Opinion

How to cut $9 billion

When it comes to budget problems, the story never changes in New York.

While revenues are rolling in during good economic times, elected officials spend like drunken sailors. When the economy falters, well, they still spend like drunken sailors.

Assorted tax increases follow, like the big hikes passed last year, which only make matters worse by chasing people and businesses away from the state. And when things reach so-called crisis levels, budget gimmicks are dressed up as serious reform.
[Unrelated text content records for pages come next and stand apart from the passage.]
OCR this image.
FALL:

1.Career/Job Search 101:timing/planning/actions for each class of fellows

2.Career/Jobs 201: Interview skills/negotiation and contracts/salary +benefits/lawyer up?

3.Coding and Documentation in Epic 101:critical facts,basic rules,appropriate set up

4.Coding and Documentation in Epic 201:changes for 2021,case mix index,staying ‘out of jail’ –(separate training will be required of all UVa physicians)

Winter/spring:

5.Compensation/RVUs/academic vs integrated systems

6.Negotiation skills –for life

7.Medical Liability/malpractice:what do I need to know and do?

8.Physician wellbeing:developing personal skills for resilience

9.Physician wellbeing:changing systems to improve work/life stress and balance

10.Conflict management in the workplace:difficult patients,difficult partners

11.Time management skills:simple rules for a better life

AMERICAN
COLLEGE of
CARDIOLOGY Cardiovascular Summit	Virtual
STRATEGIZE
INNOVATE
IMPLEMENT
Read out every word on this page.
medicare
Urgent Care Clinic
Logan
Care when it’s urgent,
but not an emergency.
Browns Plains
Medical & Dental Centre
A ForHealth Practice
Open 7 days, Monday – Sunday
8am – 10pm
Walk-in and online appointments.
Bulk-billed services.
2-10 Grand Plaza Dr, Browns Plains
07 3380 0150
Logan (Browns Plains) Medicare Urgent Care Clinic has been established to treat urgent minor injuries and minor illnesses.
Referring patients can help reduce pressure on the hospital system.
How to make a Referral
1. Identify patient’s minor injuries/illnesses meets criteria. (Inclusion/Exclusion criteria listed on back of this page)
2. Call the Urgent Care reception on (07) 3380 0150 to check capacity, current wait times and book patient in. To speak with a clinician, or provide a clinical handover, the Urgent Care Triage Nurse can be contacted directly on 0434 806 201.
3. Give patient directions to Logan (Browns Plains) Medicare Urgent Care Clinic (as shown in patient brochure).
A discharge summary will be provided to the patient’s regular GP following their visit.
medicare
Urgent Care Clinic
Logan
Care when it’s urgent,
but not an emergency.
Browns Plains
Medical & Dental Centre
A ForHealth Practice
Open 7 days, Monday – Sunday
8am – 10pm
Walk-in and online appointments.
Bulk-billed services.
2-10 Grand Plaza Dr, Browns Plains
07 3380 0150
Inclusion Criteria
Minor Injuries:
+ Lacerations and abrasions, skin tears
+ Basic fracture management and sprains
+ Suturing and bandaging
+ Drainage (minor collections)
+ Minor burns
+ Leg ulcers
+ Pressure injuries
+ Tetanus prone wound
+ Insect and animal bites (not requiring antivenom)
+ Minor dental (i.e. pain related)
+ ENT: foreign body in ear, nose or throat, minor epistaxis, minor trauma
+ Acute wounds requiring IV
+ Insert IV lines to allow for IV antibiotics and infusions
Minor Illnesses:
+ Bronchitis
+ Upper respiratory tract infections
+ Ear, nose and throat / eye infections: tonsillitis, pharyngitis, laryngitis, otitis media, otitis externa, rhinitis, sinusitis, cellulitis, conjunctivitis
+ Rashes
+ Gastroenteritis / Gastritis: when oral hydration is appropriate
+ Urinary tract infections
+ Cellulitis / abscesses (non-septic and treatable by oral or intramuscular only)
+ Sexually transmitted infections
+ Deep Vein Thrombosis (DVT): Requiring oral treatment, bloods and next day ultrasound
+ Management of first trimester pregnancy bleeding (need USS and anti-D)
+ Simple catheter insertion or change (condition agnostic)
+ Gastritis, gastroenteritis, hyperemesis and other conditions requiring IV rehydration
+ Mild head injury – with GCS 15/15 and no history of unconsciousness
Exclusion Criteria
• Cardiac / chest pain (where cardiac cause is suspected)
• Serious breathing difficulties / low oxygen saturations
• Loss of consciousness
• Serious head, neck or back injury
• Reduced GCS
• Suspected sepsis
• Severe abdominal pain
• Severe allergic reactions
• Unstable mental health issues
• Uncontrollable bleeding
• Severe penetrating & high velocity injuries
That’s where we are now. With state budget deficits projected at $9 billion for the budget year starting on April 1 and tallying up to $60 billion over the coming five years, Lt. Gov. Richard Ravitch is turning to flimflammery. That includes $6 billion in additional borrowing to cover operating expenses over the next three years, and a toothless financial review board appointed by the very political leaders who have gotten the state into this mess.

As for the real problem — out-of-control government spending — Ravitch says it should be cut, but offers no suggestions. In fact, Ravitch argues for more borrowing because, as he put it, “It is not in my judgment possible to cut $9.5 billion out of this budget this coming year.”

Really?!

Nothing like giving up before you even try. It isn’t hard to figure out that cuts can, and should, be made to the state budget this year:

* Put an end to the various programs, departments and handouts that fall under the umbrella of government “economic development” schemes that amount to nothing more than taxing businesses in order to dole out favors to politically connected groups. Gov. Paterson’s budget proposes merging the Empire State Development Corporation with the Department of Economic Development to form the Job Development Corporation. A better idea would be eliminating these bankrupt programs ($178 million in 2009-10 appropriations), and privatizing whatever assets they control. After all, the only reliable economic development tools are low taxes, a light regulatory touch and limited the size of government.

* In addition, the stated mission of the Division of Housing and Community Renewal ($899.5 million in 2009-10) is “the supervision, maintenance and development of affordable low- and moderate-income housing in New York State,” including overseeing public housing, administering rent control regulations, and doling out subsidies. But since the private sector is more than capable of building affordable housing for all levels of income if allowed to do so by the government, this is another area of state government that needs to be eliminated.

Moreover, why is the state in the business of running Olympic facilities, along with the Gore and Whiteface Mountain ski facilities? Close up the Olympic Regional Development Authority ($8.2 million in 2009-10), and privatize them.

* For good measure, get the state out the arts handouts business by eliminating the Council on the Arts ($53.8 million in 2009-10). This amounts to little more than welfare for the well-to-do.

* Of course, there is New York’s notoriously lavish public support system. Just consider Medicaid spending. In 2007, according to data from the Kaiser Foundation, New York’s total Medicaid expenditures were highest in the land — $44.3 billion. Texas was less than half that amount, even with 4 million more people than New York. Florida, with a population just a shade smaller than New York’s (yet older), had Medicaid expenditures less than a third of New York’s. The program needs to be dramatically restructured, including paring back on the optional services offered in New York.

For example, the Empire Center for New York State Policy notes: “The most costly of the optional Medicaid services is ‘personal care,’ a category of in-home assistance including personal hygiene, dressing and feeding. At $24,762 per recipient, personal care expenditures were 234% of the national average in 2008.”

* As for the number of government employees, they not only need to be reduced, but New York has to move away from public-sector defined-benefit pension plans (guaranteed income based on longevity and salary), with costs accelerating at a frightening pace, and shift to the defined-contribution, 401(k)-style plans that most private employers offer.

This handful of ideas barely scratches the surface of savings that can be found in New York’s wasteful, bloated government. Keep in mind that, according to the US Census Bureau’s latest 2008 data, per capita state spending in New York topped the US average by 41% — $5,709 nationally versus $8,076 here.

On the larger scale, New York needs new rules for the budget game that will serve as much-needed checks and balances.

For example, according to the National Conference of State Legislatures, 13 states have legislative super-majority requirements (three-fifths, two-thirds or three-quarters) in order to raise taxes. And some kind of spending checks must be put in place, such as limiting spending increases to the combined rate increases in state population and inflation, with any larger spending hikes subject to voter approval.

Will we ever make such necessary, fundamental changes in how the government does its budget business? Not with the current crew of politicians. But let’s be clear: Without getting serious about doing so, New York’s death cycle will never be broken.

Raymond J. Keating is a Long Island-based economist and writer.